You may be wondering…a bucket? We hate to break it to you, but this will be the way you’ll be force-flushing your toilet until your power turns back on to conserve water. Both one- or two-gallon buckets should get the job done.
While you’re stocking up on human food, don’t forget to snag your desired brand of pet food for your fur baby. It’s essential to have some extra bags on hand in case a one-day outage turns into a multiple-day event.
Just because the power’s out doesn’t mean you can’t have some fun. Whip out a deck of cards to play a round of rummy, war or solitaire—the options are endless with a simple card deck. Hide and seek, charades and shadow puppets are some other ways to pass the time.
Limiting water use also means you’ll have to use other means for keeping hands clean. Grab a few bottles of Germ-X, which kills 99.99% of germs so you know you’ll be in good hands.
Here’s a power outage essential you might not think about. Having a backup stock of prescription medications (if possible) or just keeping them within arm’s reach is essential, especially if you have to evacuate your home. You don’t want to leave without these.
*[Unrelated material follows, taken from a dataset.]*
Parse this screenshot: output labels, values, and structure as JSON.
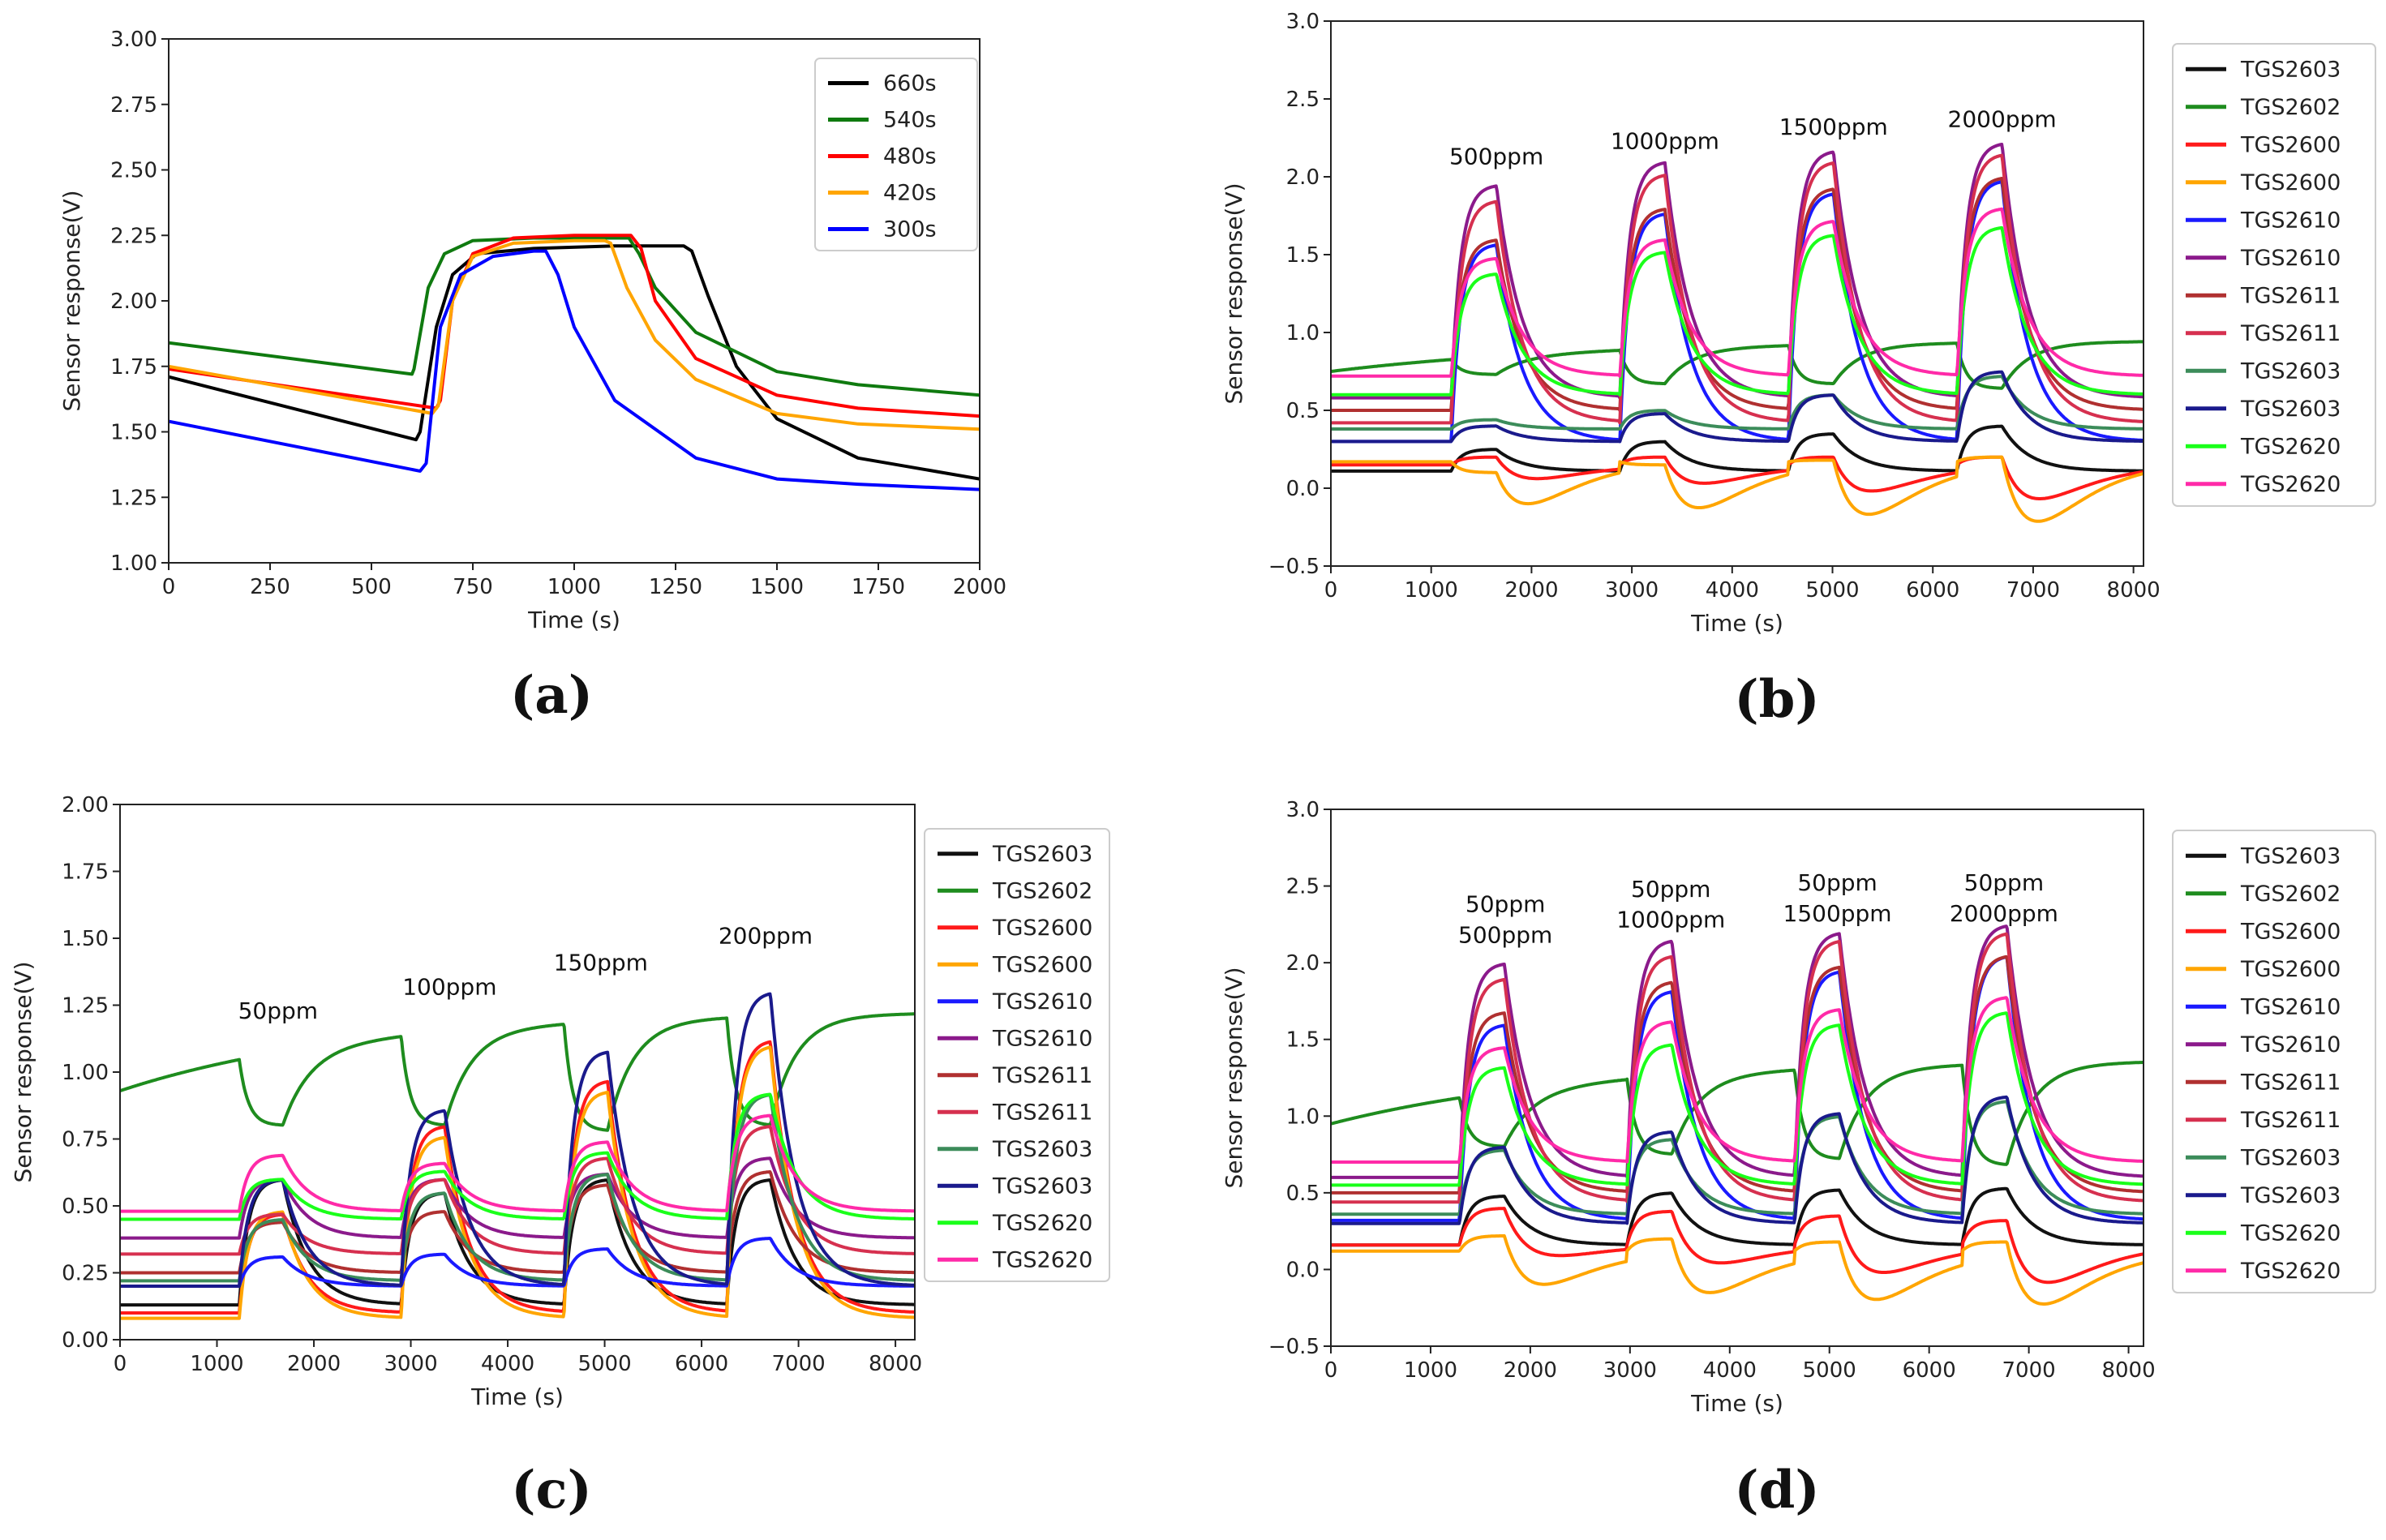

Save your fancy candles for a cozier occasion. This emergency candle is better suited for power outages since it lasts for up to 115 hours. Don’t forget to gather matches or a lighter! Just make sure you’re not lighting too many candles or leaving any unattended. Here are more things you should avoid doing during a power outage.
You’ll thank yourself later for having a few battery-operated fans on hand during a summer outage. Many reviewers of this Treva fan love that it’s super quiet, making it easier to fall asleep at night. If you’re still feeling overheated, try dunking a bandana or rag into ice-cold water (from your water supply) and place it on your forehead or behind your neck.